How Much Should A Startup Spend On Marketing?
For a startup, deciding how much to spend on marketing can be extremely difficult. Established companies have the luxury of knowing a great deal about the lifetime value of their customers, the average costs to acquire those customers, and how much market share they have and/or want to achieve. All of these can be plugged into a spreadsheet which can output a sensible marketing budget for the next year.
However, a startup will often not have access to some or all of that data. Therefore deciding how much to spend can involve a lot of guesswork. If you overspend, you’ll use up valuable capital that could be going to product development. If you underspend, you may not grow fast enough to reach profitability or demonstrate the growth you need for further raises.
What is a marketing budget?
First off, it would be helpful to define what a marketing budget is. The word marketing itself is a little vague and can include a lot of different functions, from pricing and promotions to digital asset creation and website building.
We would recommend that your marketing budget includes every cost associated with promoting your business that is not direct sales. That should include website creation, SEO, social media, agency/freelancer retainers, staff costs, media spend, creative/asset production, PR and customer relationship management (CRM).

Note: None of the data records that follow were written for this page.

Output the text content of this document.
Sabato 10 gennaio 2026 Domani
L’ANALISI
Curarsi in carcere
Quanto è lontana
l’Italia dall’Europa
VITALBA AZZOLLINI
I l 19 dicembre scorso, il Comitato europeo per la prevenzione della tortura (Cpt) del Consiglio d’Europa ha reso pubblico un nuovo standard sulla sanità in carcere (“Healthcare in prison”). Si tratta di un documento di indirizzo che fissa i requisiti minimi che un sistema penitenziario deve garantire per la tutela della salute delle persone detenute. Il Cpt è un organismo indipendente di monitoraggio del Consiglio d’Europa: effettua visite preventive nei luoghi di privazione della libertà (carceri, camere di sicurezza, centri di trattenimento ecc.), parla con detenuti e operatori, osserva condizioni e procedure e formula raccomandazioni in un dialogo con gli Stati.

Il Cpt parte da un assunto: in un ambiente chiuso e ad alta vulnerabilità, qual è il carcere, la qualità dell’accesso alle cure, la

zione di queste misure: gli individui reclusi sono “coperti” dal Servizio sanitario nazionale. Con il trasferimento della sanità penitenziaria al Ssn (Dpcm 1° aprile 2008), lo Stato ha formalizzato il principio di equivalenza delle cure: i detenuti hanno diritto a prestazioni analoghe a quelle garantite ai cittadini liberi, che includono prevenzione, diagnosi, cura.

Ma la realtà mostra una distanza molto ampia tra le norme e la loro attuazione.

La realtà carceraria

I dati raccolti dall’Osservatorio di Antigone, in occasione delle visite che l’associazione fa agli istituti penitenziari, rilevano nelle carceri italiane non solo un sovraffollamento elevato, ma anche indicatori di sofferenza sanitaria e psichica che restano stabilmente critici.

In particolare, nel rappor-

Marketing Budget as a Percentage Of Revenue
Some business books will recommend a young company (up to 5 years old) should 20-25% of its budget on marketing. For more established companies, they’ll recommend 10-15% depending on strategic targets. But if you look elsewhere, you’ll see very different percentages – for example, the US Small Business Administration recommends spending 7-5% of revenue on marketing if your total revenue is less than $5m dollars.
That’s a pretty wide margin. How do you pick which percentage to go for?
And what if you’re pre-revenue? You can apply your chosen percentage to your projected revenue from your business plan. But you’re in dangerous territory there – your projected revenue was likely built on some big assumptions, so if you do this you’re applying an arbitrary percentage to an arbitrary revenue figure – the result could be a marketing budget that is wildly out from what real world conditions require.
And what if you have ambitious growth targets you need to hit? Or your competitors are spending far more or less than those percentages? This one-size-fits-all approach then begins to fall apart quite quickly.
Test and learn
One thing we recommend to clients unsure of what to spend is a test and learn approach. Choose one or two channels and assign a disposable testing budget to test on them. This should be small enough that you won’t desperately miss the money if the test fails, but large enough that you can collect enough data to learn from. It really varies per industry, but circa £1.5-2k per month per channel is a good starting point.
If you run three months of proper tests, this should give you far more idea of what your customers are worth, and how much they might cost to acquire them. It’s very important you execute these tests properly to avoid false negatives. For that reason, it’s often best to use specialist consultants rather than a generalist marketer.
If you’ve run these tests well, by the end you should be left with a decent idea of:
- Your average customer acquisition cost (CAC). Even if it’s not a fair average, you’ll have enough info to know what an achievable CAC might be.
- Your average customer lifetime value (LTV). This is the total profit a customer will deliver to you over their lifetime. After some initial tests you should have a better idea of customer order value and behaviour, and make an estimate for LTV.
Armed with these two bits of information, you’ll be able to calculate, rather than guess, a marketing budget.
How to calculate your marketing budget
You’re in luck! We built a marketing budget calculator for exactly this purpose.
With your LTV, CAC and revenue targets you can calculate what your marketing budget should be. We have written about how to calculate your marketing budget here. The general idea is:
- Calculate your projected LTV:CAC ratio.
- Define your growth targets. For example, you might say you want to acquire 50 customers in 24 months.
- Calculate your CAC budget – how much you need to spend to acquire your target number of customers.
- Calculate your loaded marketing budget – this is the cost to acquire customers in terms of channel spend, plus your other marketing costs like salaries. As a rule of thumb, we say double your CAC budget to get an idea of your loaded marketing budget.
- Calculate your monthly marketing budget – divide your loaded marketing budget by your timeframe – 24 months in our above example.
How do I get the most out of my marketing budget?
Now, this is a big question. For a marketing budget to be effective you’ll need:
- A solid, well researched strategy. Who you’re targeting, where you’re going to target them, and what your proposition is to them.
- A good channel mix. You need to choose marketing channels that are relevant to your customers without spreading yourself too thin.
- A thorough process of experimentation. You’ll need to be scientific with how you approach marketing tests.
- A great team. You’ll need to be working with expert marketers and channel specialists who can get the most out of the spend allocated to them.